Current Research by
The Computer Systems Research Group
of Berkeley



Marshall Kirk McKusick
Michael J Karels
Keith Sklower
Kevin Fall
Marc Teitelbaum
Keith Bostic


Summary

      The release of 4.3BSD in April of 1986 addressed many of the performance problems and unfinished interfaces present in 4.2BSD [Leffler84] [McKusick85]. The Computer Systems Research Group at Berkeley has now embarked on a new development phase to update other major components of the system, as well as to offer new functionality. There are five major ongoing projects. The first is to develop an OSI network protocol suite and to integrate existing ISO applications into Berkeley UNIX. The second is to develop and support an interface compliant with the P1003.1 POSIX standard recently approved by the IEEE. The third is to refine the TCP/IP networking to improve its performance and limit congestion on slow and/or lossy networks.
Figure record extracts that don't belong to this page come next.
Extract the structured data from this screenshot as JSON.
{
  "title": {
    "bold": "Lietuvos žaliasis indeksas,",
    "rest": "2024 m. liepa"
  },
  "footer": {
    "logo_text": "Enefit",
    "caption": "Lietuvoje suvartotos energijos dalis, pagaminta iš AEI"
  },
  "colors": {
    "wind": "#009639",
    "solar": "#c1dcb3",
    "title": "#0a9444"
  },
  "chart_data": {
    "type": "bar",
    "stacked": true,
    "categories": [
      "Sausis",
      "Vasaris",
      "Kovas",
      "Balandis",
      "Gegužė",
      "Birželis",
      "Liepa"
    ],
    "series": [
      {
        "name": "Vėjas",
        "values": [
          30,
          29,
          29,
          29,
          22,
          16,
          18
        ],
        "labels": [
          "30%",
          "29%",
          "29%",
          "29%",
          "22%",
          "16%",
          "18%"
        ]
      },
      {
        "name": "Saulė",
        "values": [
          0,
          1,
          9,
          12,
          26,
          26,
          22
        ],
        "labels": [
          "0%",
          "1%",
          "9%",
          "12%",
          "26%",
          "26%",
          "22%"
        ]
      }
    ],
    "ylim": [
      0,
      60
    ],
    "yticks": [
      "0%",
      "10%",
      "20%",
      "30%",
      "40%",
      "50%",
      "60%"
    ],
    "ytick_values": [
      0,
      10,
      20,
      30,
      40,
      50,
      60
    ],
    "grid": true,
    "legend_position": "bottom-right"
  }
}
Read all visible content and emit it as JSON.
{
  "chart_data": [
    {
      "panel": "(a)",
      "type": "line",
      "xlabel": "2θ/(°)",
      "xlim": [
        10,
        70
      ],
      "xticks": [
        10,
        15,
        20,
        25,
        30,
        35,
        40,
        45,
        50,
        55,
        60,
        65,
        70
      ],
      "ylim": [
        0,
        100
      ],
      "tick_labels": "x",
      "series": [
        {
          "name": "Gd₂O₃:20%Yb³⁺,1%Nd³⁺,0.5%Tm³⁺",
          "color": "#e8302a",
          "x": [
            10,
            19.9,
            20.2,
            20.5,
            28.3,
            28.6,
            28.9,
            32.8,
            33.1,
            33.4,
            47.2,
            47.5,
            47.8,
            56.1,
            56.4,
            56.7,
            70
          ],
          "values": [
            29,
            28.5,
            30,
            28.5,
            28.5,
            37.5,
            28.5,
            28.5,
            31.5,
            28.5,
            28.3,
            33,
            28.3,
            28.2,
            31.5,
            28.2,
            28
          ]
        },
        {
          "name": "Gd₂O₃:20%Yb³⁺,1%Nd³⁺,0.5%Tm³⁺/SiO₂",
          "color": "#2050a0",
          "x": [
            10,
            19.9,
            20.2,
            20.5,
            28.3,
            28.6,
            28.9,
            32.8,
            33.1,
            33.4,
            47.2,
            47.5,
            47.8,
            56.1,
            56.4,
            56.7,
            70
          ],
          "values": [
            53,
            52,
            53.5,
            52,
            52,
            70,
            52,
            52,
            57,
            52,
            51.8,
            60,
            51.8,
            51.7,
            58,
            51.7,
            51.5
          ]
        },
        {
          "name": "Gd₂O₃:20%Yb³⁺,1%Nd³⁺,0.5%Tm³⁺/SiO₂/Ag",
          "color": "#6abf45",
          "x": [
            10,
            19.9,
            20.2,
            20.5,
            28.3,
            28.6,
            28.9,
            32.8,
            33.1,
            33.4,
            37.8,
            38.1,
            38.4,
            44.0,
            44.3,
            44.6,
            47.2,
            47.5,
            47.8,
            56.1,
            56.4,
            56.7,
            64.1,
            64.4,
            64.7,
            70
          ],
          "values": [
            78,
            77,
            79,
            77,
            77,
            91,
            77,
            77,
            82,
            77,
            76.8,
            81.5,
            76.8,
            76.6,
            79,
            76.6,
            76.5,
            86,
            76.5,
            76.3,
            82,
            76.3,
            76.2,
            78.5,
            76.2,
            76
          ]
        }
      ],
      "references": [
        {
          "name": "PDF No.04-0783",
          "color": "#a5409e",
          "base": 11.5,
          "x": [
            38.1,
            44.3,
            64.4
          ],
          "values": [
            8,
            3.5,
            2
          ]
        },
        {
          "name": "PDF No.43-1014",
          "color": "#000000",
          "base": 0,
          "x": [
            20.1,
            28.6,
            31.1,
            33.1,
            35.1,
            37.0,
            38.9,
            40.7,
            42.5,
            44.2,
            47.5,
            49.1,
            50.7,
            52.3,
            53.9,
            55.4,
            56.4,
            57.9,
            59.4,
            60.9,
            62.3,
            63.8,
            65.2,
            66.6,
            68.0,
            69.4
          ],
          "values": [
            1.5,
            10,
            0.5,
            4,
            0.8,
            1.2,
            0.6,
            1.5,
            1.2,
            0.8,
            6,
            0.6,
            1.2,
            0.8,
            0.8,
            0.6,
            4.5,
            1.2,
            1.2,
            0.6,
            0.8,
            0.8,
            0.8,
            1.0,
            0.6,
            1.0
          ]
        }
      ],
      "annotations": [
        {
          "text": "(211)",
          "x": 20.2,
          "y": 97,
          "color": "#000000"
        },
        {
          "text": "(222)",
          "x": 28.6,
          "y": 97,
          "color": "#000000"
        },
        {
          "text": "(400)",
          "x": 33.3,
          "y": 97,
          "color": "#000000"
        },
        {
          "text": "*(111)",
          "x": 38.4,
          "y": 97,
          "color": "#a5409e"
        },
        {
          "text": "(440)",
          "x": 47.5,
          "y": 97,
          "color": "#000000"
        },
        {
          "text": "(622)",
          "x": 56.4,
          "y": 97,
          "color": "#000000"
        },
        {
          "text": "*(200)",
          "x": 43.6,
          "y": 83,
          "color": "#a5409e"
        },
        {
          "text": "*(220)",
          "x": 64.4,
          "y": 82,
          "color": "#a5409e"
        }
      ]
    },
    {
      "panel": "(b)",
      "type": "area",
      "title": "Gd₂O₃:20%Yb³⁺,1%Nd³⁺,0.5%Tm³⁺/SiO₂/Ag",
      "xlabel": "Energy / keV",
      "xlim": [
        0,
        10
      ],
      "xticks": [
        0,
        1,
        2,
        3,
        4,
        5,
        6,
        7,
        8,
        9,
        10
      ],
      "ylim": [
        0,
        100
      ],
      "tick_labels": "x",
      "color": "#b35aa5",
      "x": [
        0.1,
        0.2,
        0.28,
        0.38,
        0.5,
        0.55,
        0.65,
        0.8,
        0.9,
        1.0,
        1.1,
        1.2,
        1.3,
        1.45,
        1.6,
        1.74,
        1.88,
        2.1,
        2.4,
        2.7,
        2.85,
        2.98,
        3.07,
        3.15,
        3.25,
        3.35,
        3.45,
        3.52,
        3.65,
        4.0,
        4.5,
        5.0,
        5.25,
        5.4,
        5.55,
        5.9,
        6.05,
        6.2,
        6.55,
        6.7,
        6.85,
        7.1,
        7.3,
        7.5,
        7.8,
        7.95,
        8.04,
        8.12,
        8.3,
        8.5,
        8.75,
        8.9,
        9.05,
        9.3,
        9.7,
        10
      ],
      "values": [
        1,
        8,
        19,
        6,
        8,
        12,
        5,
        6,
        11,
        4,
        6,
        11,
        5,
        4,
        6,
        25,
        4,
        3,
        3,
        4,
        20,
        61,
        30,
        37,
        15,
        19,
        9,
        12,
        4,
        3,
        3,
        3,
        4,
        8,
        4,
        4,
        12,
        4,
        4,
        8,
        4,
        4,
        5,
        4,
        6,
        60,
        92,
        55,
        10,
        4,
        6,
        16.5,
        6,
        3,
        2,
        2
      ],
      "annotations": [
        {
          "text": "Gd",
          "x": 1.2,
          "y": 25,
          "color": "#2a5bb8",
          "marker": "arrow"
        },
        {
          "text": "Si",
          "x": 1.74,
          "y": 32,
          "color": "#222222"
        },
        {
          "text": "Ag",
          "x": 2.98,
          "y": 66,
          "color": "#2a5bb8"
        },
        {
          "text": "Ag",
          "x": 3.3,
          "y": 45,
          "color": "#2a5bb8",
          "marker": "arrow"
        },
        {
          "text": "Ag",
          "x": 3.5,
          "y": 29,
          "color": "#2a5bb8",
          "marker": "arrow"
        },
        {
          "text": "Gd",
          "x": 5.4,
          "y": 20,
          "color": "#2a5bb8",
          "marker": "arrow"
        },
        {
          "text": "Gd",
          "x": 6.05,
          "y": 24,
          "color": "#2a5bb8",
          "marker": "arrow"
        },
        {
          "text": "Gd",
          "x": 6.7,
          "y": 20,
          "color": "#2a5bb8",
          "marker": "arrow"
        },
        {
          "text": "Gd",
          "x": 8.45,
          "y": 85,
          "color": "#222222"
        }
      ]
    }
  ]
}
The fourth is to provide a standard interface to file systems so that multiple local and remote file systems can be supported, much as multiple networking protocols are supported by 4.3BSD. The fifth is to evaluate alternate access control mechanisms and audit the existing security features of the system, particularly with respect to network services. Other areas of work include multi-architecture support, a general purpose kernel memory allocator, disk labels, and extensions to the 4.2BSD fast filesystem.

      We are planning to finish implementation prototypes for each of the five main areas of work over the next year, and provide an informal test release sometime next year for interested developers. After incorporating feedback and refinements from the testers, they will appear in the next full Berkeley release, which is typically made about a year after the test release.